With the Agency’s recent payment of back pay, 3.5 years’ worth, to primary grievant Eddie Lugo (a GS-401-11 PPQ officer) and of NAAE’s legal fees, nearly $300,000 worth, to NAAE general counsel who represented Mr. Lugo and NAAE, the hard-fought class action grievance that NAAE filed against the Agency back in June 2016 comes to an end. Finally! NAAE prevailed before an independent arbitrator and the Federal Labor Relations Authority on appeal on all contested grievance issues. The pivotal issue going to the merits of the grievance was whether the Agency violated the law when it refused to promote Mr. Lugo to a GS-12 non-supervisory position in May 2016, claiming he never received the minimum college credits needed to qualify as a PPQ officer at the time the Agency first hired him 25 years earlier. The arbitrator and FLRA ruled against the Agency, ordering his promotion with back pay. They held that, under OPM’s government-wide regulations, as a matter of law, the Agency can not look back, after Mr. Lugo put in 25 years of service to PPQ and after he received multiple promotions, and now claim, after the fact, that he is not qualified for his current position as a PPQ GS-11 and thus for this latest promotion.

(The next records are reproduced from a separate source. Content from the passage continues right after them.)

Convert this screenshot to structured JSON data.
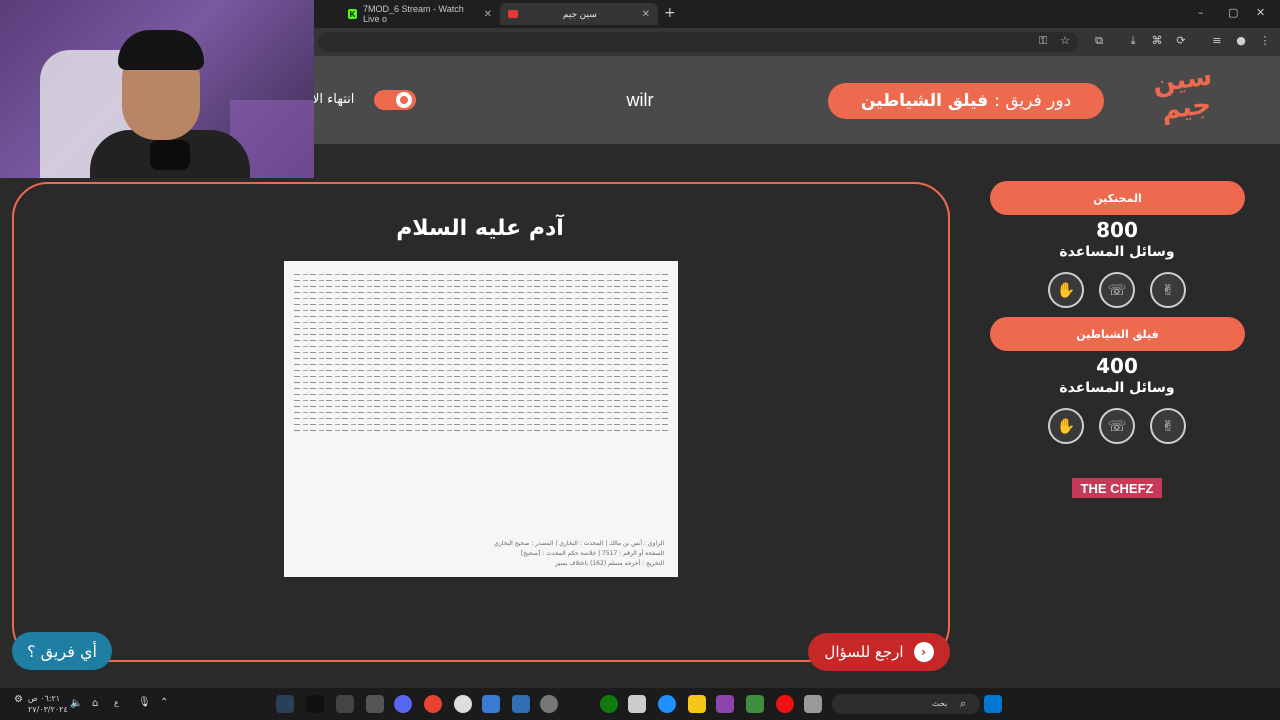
{
  "browser": {
    "tabs": [
      {
        "label": "7MOD_6 Stream - Watch Live o"
      },
      {
        "label": "سين جيم"
      }
    ],
    "new_tab": "+",
    "window_controls": {
      "minimize": "–",
      "maximize": "▢",
      "close": "✕"
    }
  },
  "header": {
    "logo_text": "سين جيم",
    "turn_prefix": "دور فريق :",
    "turn_team": "فيلق الشياطين",
    "player_name": "wilr",
    "end_label": "انتهاء الا"
  },
  "question": {
    "title": "آدم عليه السلام",
    "doc_footer_1": "الراوي : أنس بن مالك | المحدث : البخاري | المصدر : صحيح البخاري",
    "doc_footer_2": "الصفحة أو الرقم : 7517 | خلاصة حكم المحدث : [صحيح]",
    "doc_footer_3": "التخريج : أخرجه مسلم (162) باختلاف يسير"
  },
  "buttons": {
    "back": "ارجع للسؤال",
    "back_icon": "‹",
    "which_team": "أي فريق ؟"
  },
  "teams": [
    {
      "name": "المحنكين",
      "score": "800",
      "aids_label": "وسائل المساعدة"
    },
    {
      "name": "فيلق الشياطين",
      "score": "400",
      "aids_label": "وسائل المساعدة"
    }
  ],
  "aids_icons": [
    "hand-stop-icon",
    "phone-icon",
    "peace-hand-icon"
  ],
  "sponsor": "THE CHEFZ",
  "taskbar": {
    "search_placeholder": "بحث",
    "time": "٠٦:٢١ ص",
    "date": "٢٧/٠٣/٢٠٢٤",
    "lang": "ع"
  },
  "colors": {
    "accent": "#ee6a4f",
    "back_button": "#c62828",
    "which_button": "#1e7fa3",
    "sponsor": "#c73a57"
  }
}
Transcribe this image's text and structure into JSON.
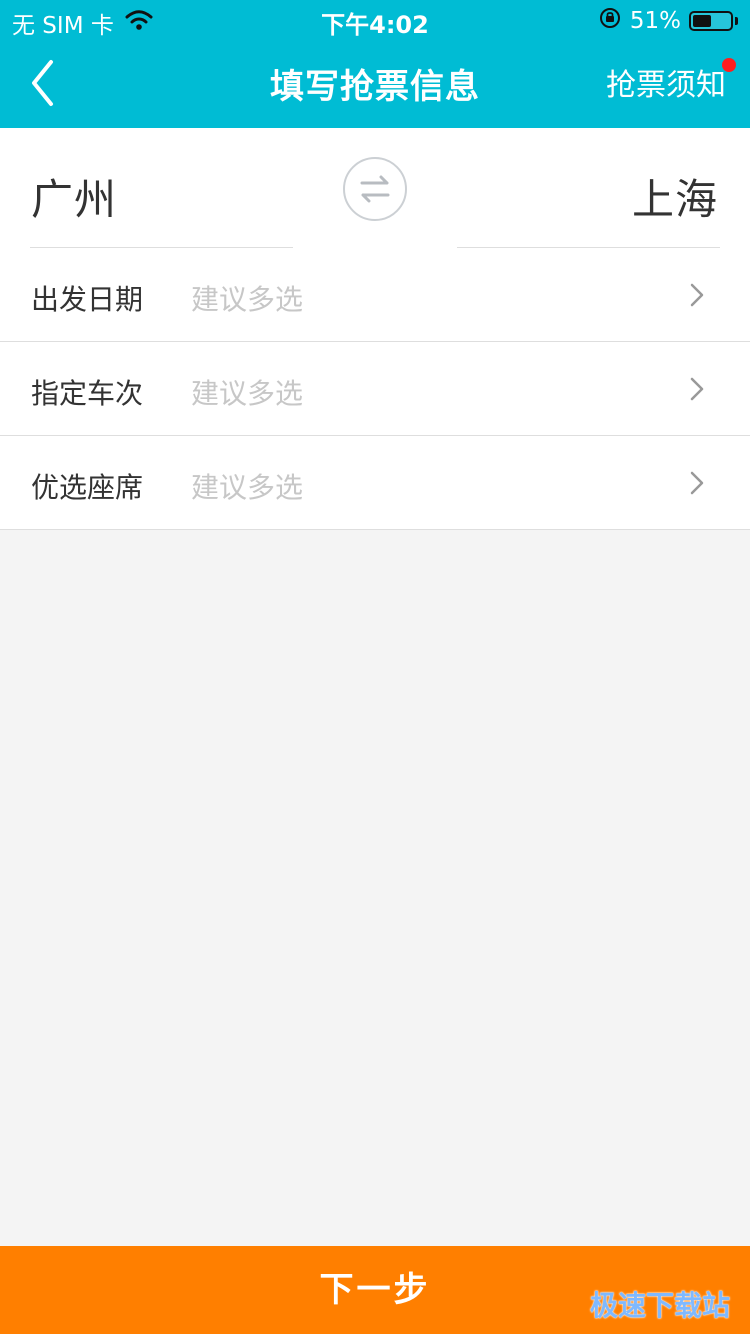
{
  "status_bar": {
    "carrier": "无 SIM 卡",
    "time": "下午4:02",
    "battery_percent": "51%",
    "battery_level": 0.51,
    "icons": [
      "wifi-icon",
      "rotation-lock-icon",
      "battery-icon"
    ]
  },
  "nav": {
    "title": "填写抢票信息",
    "back_icon": "chevron-left-icon",
    "notice_label": "抢票须知",
    "notice_dot_color": "#ff1e1e"
  },
  "route": {
    "from_city": "广州",
    "to_city": "上海",
    "swap_icon": "swap-arrows-icon"
  },
  "form": {
    "rows": [
      {
        "label": "出发日期",
        "placeholder": "建议多选"
      },
      {
        "label": "指定车次",
        "placeholder": "建议多选"
      },
      {
        "label": "优选座席",
        "placeholder": "建议多选"
      }
    ],
    "chevron_icon": "chevron-right-icon"
  },
  "footer": {
    "next_label": "下一步",
    "watermark": "极速下载站"
  },
  "colors": {
    "header": "#00bcd4",
    "primary_button": "#ff7f00",
    "background": "#f4f4f4",
    "placeholder": "#c7c7c7"
  }
}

And, finally, the Agency has conceded it must pay NAAE’s legal fees incurred in this long, drawn out battle, an obligation the Agency originally contested after the arbitrator concluded that the Agency’s payment of those legal fees, evaluated to be $365,000, was “in the public interest” and awarded NAAE those fees. The Agency and NAAE reached a compromise “settlement” on the amount of the awarded legal fees the Agency should pay, and that payment was made on February 20, 2020, bringing the matter to a close.
As the ancient proverb reminds us, “The mills of the gods grind slowly, but they grind exceedingly fine.” Translation: Justice may be slow but it will come eventually.